Peoples’ Global Action urges govt to protect migrants’ human rights interests

Labor and migrant workers’ group are set to gather this month in Manila to call on the government to once and for all prioritize the overseas Filipinos’ rights while depending on their remittances to save the country’s falling economy.

“The Peoples’ Global Action strongly urge the Philippine government, along with the rest of the government participants in the 2nd Global Forum on Migration and Development (GFMD), to desist viewing migration principally in economic terms and as national development strategies, while pushing back the protection of migrant workers’ basic human rights and interest in the international migration agenda,” the group said in a statement.

The 2nd GFMD, which was launched by President Arroyo in Malacañang, focused on “human capital development” and labor mobility. The forum is also an opportunity for the Philippine government to negotiate with other member governments for overseas job opportunities.

“Opening salvo ito. Basically to make a public announcement na this month mayroong mga global events that are taking place here and we are also taking part in all of these,” said Ellene Sana of the Center for Migrant Advocacy.

Focus on overseas workers’ rights

The People’s Global Action (PGA), a collaboration of dozens of international and local migrant workers and labor groups, announced in a forum in Quezon City Friday a series of activities, including protests, which will focus on overseas workers’ human rights.

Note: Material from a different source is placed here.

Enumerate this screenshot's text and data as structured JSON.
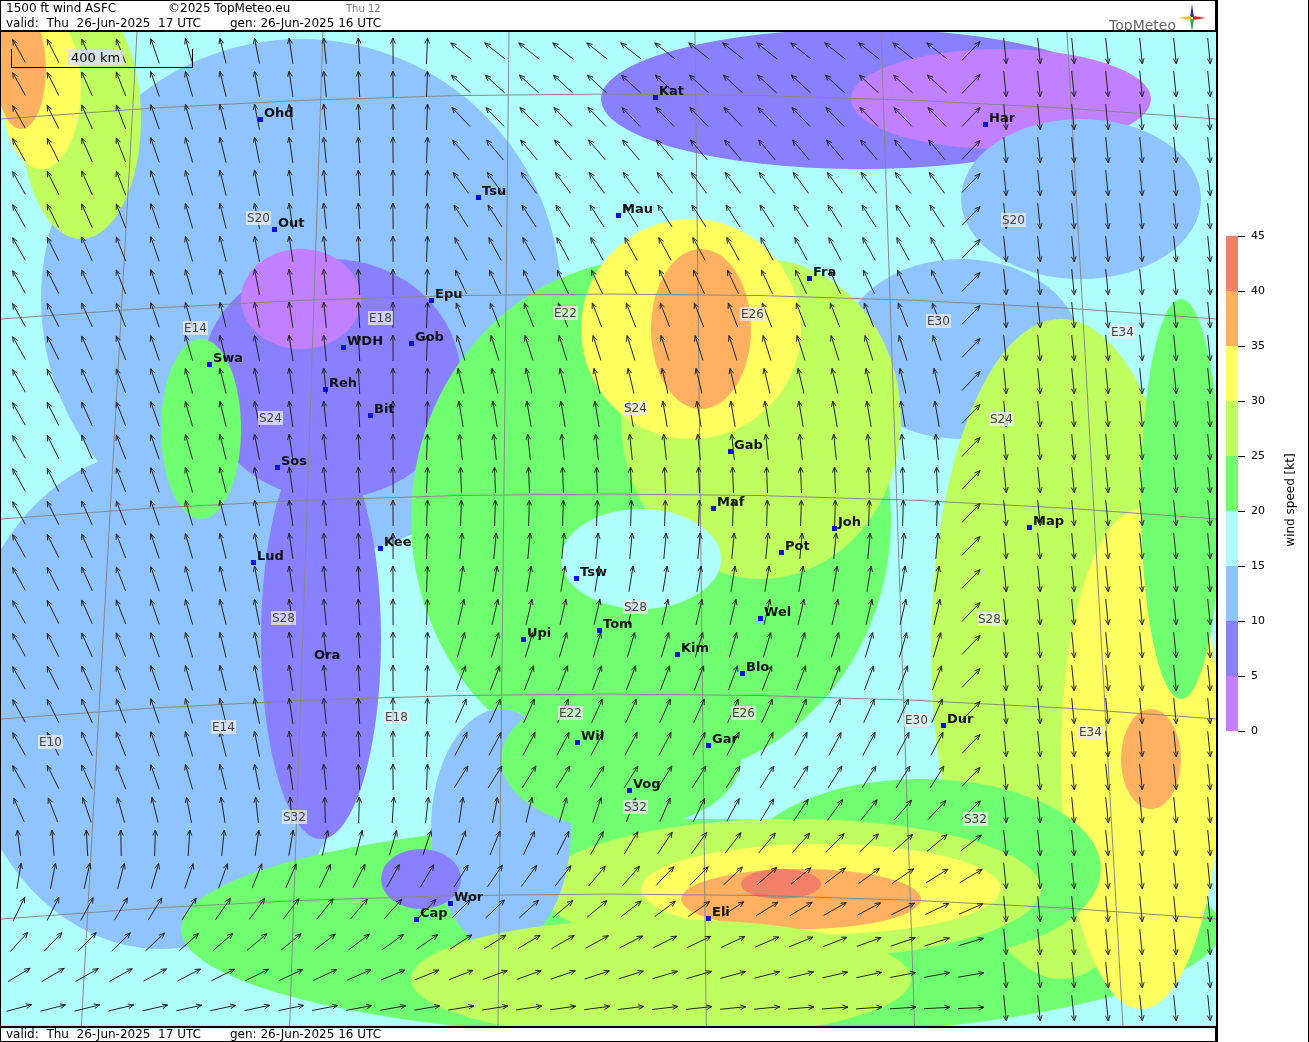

Sana said their group sees a limited space for civil society groups and organizations in the GFMD mainly because the assertion is that the forum is an “intergovernmental process, informal, voluntary and non-binding.”

“Para siyang talking shop and in fact, they said they will be dealing with practical things, doable things. Very limited and direct interaction with GOs [government organizations]. Primarily ‘yon ang sinasagot ng parallel event namin to give a venue for more participation for civil society in taking of the issues of migration. Ang daming issue diyan. It’s not even confined to the three main issues that government identified sa GFMD,” Sana said.

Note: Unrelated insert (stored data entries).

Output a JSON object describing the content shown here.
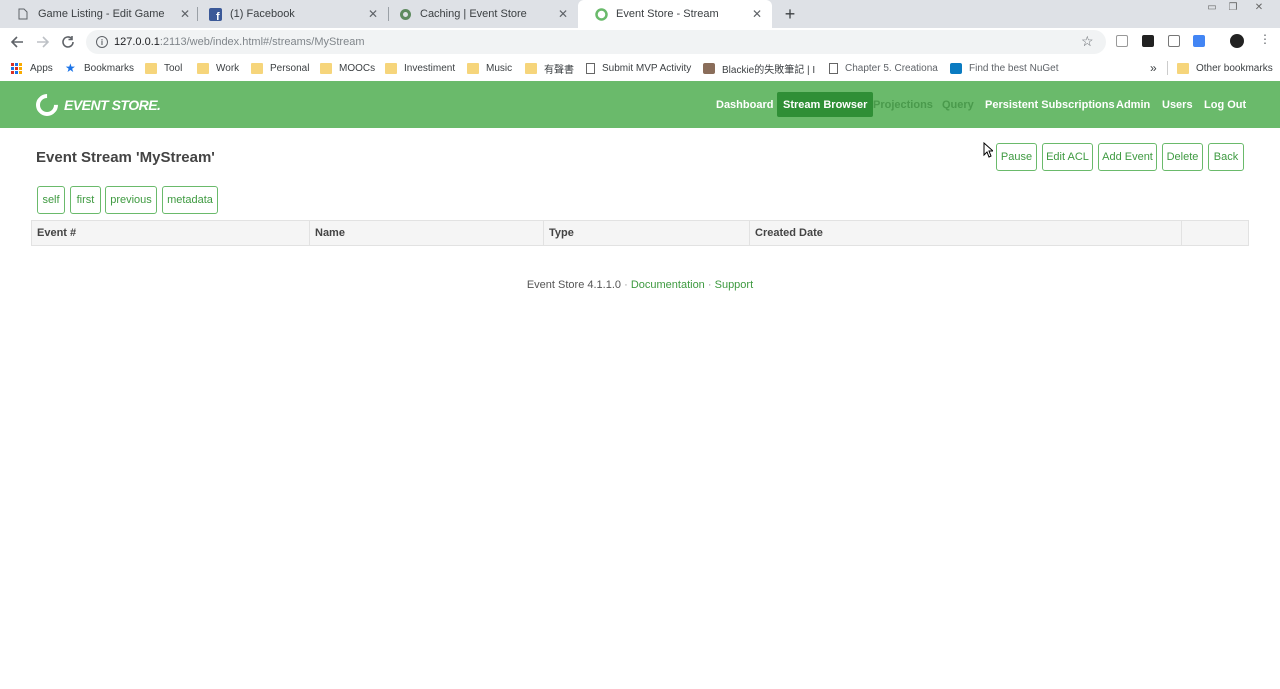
{
  "browser": {
    "tabs": [
      {
        "title": "Game Listing - Edit Game",
        "icon": "page-icon"
      },
      {
        "title": "(1) Facebook",
        "icon": "facebook-icon"
      },
      {
        "title": "Caching | Event Store",
        "icon": "eventstore-icon"
      },
      {
        "title": "Event Store - Stream",
        "icon": "eventstore-icon"
      }
    ],
    "url_host": "127.0.0.1",
    "url_path": ":2113/web/index.html#/streams/MyStream",
    "bookmarks": [
      {
        "label": "Apps",
        "icon": "apps-icon"
      },
      {
        "label": "Bookmarks",
        "icon": "star-icon"
      },
      {
        "label": "Tool",
        "icon": "folder-icon"
      },
      {
        "label": "Work",
        "icon": "folder-icon"
      },
      {
        "label": "Personal",
        "icon": "folder-icon"
      },
      {
        "label": "MOOCs",
        "icon": "folder-icon"
      },
      {
        "label": "Investiment",
        "icon": "folder-icon"
      },
      {
        "label": "Music",
        "icon": "folder-icon"
      },
      {
        "label": "有聲書",
        "icon": "folder-icon"
      },
      {
        "label": "Submit MVP Activity",
        "icon": "page-icon"
      },
      {
        "label": "Blackie的失敗筆記 | I",
        "icon": "avatar-icon"
      },
      {
        "label": "Chapter 5. Creationa",
        "icon": "page-icon"
      },
      {
        "label": "Find the best NuGet",
        "icon": "nuget-icon"
      },
      {
        "label": "Other bookmarks",
        "icon": "folder-icon"
      }
    ],
    "overflow": "»"
  },
  "app": {
    "logo": "EVENT STORE.",
    "nav": [
      "Dashboard",
      "Stream Browser",
      "Projections",
      "Query",
      "Persistent Subscriptions",
      "Admin",
      "Users",
      "Log Out"
    ],
    "title": "Event Stream 'MyStream'",
    "actions": [
      "Pause",
      "Edit ACL",
      "Add Event",
      "Delete",
      "Back"
    ],
    "links": [
      "self",
      "first",
      "previous",
      "metadata"
    ],
    "columns": [
      "Event #",
      "Name",
      "Type",
      "Created Date"
    ],
    "footer": {
      "version": "Event Store 4.1.1.0",
      "sep": "·",
      "documentation": "Documentation",
      "support": "Support"
    }
  },
  "colors": {
    "header_green": "#6aba6b",
    "active_nav": "#2f8f36",
    "link_green": "#3e9a40"
  }
}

The events will kick off October 22 at the Rajah Sulayman Park in Manila.

The group said the government should make sure that the overseas workers’ human rights are protected before thinking of profits maintaining that “migrant workers are human beings, not commodities.”

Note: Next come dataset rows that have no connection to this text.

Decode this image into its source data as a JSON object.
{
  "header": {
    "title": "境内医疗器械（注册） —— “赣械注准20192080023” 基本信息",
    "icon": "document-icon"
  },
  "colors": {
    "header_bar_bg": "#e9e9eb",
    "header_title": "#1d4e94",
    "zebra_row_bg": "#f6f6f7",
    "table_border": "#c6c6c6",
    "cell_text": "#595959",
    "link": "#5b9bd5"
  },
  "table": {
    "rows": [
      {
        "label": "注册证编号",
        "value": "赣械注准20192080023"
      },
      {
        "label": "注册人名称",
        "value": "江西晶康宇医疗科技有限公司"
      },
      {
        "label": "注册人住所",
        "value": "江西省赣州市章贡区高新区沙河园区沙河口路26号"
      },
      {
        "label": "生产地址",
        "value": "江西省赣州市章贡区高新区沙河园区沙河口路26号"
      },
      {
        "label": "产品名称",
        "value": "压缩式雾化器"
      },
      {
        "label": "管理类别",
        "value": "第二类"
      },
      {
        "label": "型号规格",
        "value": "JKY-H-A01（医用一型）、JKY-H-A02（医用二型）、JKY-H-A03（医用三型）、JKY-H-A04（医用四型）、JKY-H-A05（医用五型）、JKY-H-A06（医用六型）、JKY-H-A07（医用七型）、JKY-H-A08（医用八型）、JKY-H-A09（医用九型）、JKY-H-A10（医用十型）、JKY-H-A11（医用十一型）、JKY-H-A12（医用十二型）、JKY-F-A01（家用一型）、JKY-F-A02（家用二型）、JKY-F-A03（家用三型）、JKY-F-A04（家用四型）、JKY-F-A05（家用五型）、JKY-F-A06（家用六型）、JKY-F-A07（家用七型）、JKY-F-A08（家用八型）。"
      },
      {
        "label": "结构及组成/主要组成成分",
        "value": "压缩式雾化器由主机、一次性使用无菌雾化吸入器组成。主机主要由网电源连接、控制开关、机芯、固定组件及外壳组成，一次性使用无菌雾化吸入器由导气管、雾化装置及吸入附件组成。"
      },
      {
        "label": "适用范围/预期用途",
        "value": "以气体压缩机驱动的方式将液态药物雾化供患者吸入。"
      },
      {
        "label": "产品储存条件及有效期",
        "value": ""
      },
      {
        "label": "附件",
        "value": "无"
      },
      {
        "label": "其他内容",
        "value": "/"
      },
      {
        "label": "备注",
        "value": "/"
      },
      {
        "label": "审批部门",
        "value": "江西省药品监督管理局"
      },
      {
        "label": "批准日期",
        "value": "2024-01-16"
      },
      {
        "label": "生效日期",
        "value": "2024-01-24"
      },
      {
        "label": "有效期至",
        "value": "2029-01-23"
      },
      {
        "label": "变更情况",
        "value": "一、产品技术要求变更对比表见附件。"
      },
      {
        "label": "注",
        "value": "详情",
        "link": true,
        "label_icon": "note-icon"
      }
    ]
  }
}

Given that migration is a global phenomenon, the government should not only concern itself with maximizing the benefits and minimizing its negative impact.

“Ang contentions namin hindi mo puwedeng hindi ugatin ‘yon kasi hindi mo maso-solve yung paikot-ikot na problema ng migration. Definitely ‘yong mobility we respect that,” she said adding “unfortunately ‘yon ang frame ng discussion ng GFMD. Hindi sila mag-uusap ng mga pag-uugat. Ang pag-uusap nila it can be something na country to another country. Ano bang practical nating mapa-project?” said Sana.

The government must recognize the pressing needs of the 8.7 million overseas Filipinos.

“Kailangan mayroon ka din konkretong gawin para ‘yong kanilang araw-araw na pamumuhay, as well as taking into considerations the families they left behind, hindi magiging ka-unbearable ang situations,” said Sana.

She believes that there should also be an assessment on the progress of talks.

“Are we making progress especially on the protection part? Kailangan ito kasi this is an expensive talking shop,” she said.

Labor export vs local unemployment

The PGA also scored the government’s “labor export policy,” which the group viewed as an unfortunate twist to President Arroyo’s platform propaganda of providing decent jobs to Filipinos.

Jean Enriquez of the Coalition Against Trafficking in Women-Asia Pacific (CATW-AP) said the statistics would show that the government is indeed implementing the labor export policy instead of generating local employment.

“Ang taunang target ng pamahalaan ay magkaroon ng 1.5 milyong trabaho. Lumalabas sa labor force survey na nag-ge-generate na trabaho mula noong 2006-2007 ay 200,000 at walang kasiguruhan ng trabaho ditto,” Enriquez said.

“Yung 1M ay trabaho patungo sa labas ng bansa at ito ay taunang target ng POEA [Philippine Overseas Employment Administration]. Kung may ganitong target ang POEA klaro na ito ang kanyang patakaran, ito ang pumapaloob sa mahigit 1M target ng pamahalaan na trabaho para sa ating mga Pilipino,” said Enriquez.

Filipinos who are not able to find jobs in the Philippines are forced to take the risk of working abroad. The group stressed that they are not against migration, but insisted that it should not be a “forced migration.”

“Migrant workers, especially women and the undocumented have been subject to a long history of human rights violations, gender oppression, unjust and even inhumane, labor conditions, and discrimination,” the group said.

Studies have shown that despite earning bigger salaries abroad, an overseas worker usually goes home to a broken family.

“The spouses and children they left behind have borne the brunt of separation, if not the breakdown, of their families, the full effects which we have yet to see and feel generations down the line,” the group said.